From time-to-time, the Gabriola Island Clean Air Society receives emails from across Canada from people who are desperate for help. Their local and provincial governments have failed them.

Recently, an individual from Cold Lake, Alberta, reached out to us. He and his family live in a residential neighbourhood where people commonly use wood stoves, burn bon fires, and even use outdoor wood boilers (OWB) for heating.

Here's a photo of his neighbour's OWB in operation. Properties in this community are on one acre lots - so this is close to his house.

According to the individual who connected with us:

"The volume of smoke from this OWB, is dozens of times greater than a traditional in-home wood stove. And, the OWB never shuts off. When it is not in active ‘plume mode,’ it smoulders and produces a constant stream of acrid, creosote-smelling smoke, 24 hours a day, 7 days a week. He has wood delivered at the start of each winter, by a logging truck carrying dozens of 60’ rough timber pine trees."

Here's a photo of a delivery truck from this week making a drop off to the neighbour. Most people buy wood pre-cut and we wonder if they would have a different impression of the harm they're doing if they saw it come like this.

All of this to heat one home and shop with a combined size of less than 3000 square feet. What makes this particularly egregious is that the home already has a wood stove, access to natural gas, and electricity. It's also worth noting that houses in this community sell for north of $1M.

The OWB used on this property is a commercial unit, and the manufacturer states that it is for "non-residential applications only” in the U.S. 
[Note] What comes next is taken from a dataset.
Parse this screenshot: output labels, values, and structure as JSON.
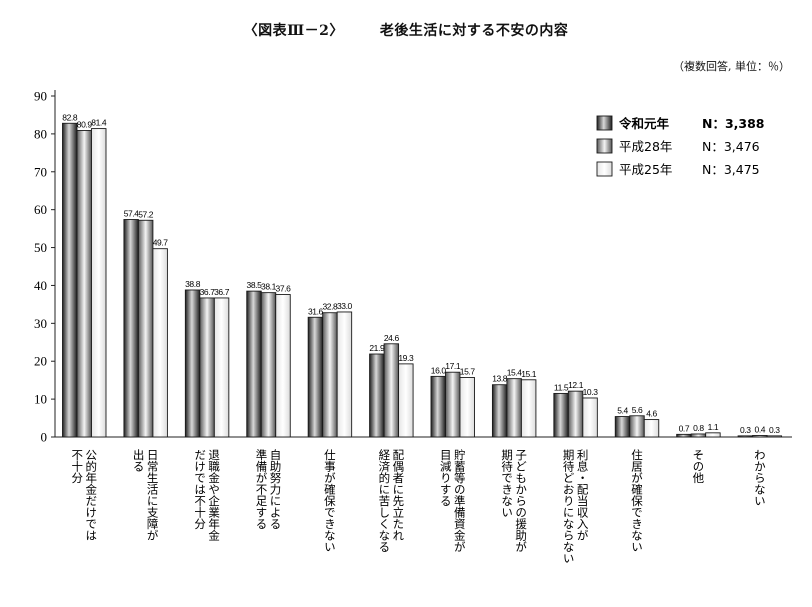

Unfortunately, there are no laws or bylaws in place to protect people in Alberta from OWBs. Like with what we see in B.C., governments are passing the buck and claiming that they either won't intervene to stop someone from heating their homes (no matter how polluting and harmful to neighbours), or that it isn't their responsibility.

We have seen this kind of situation unfold countless times over the past decade, and in virtually every community in Canada.

Legal action against the burners, stove and OWB manufacturers, retailers, local government, provincial government, and the federal government is required to stop this horrible environmental injustice. Any lawyers out there brave enough to step up and help?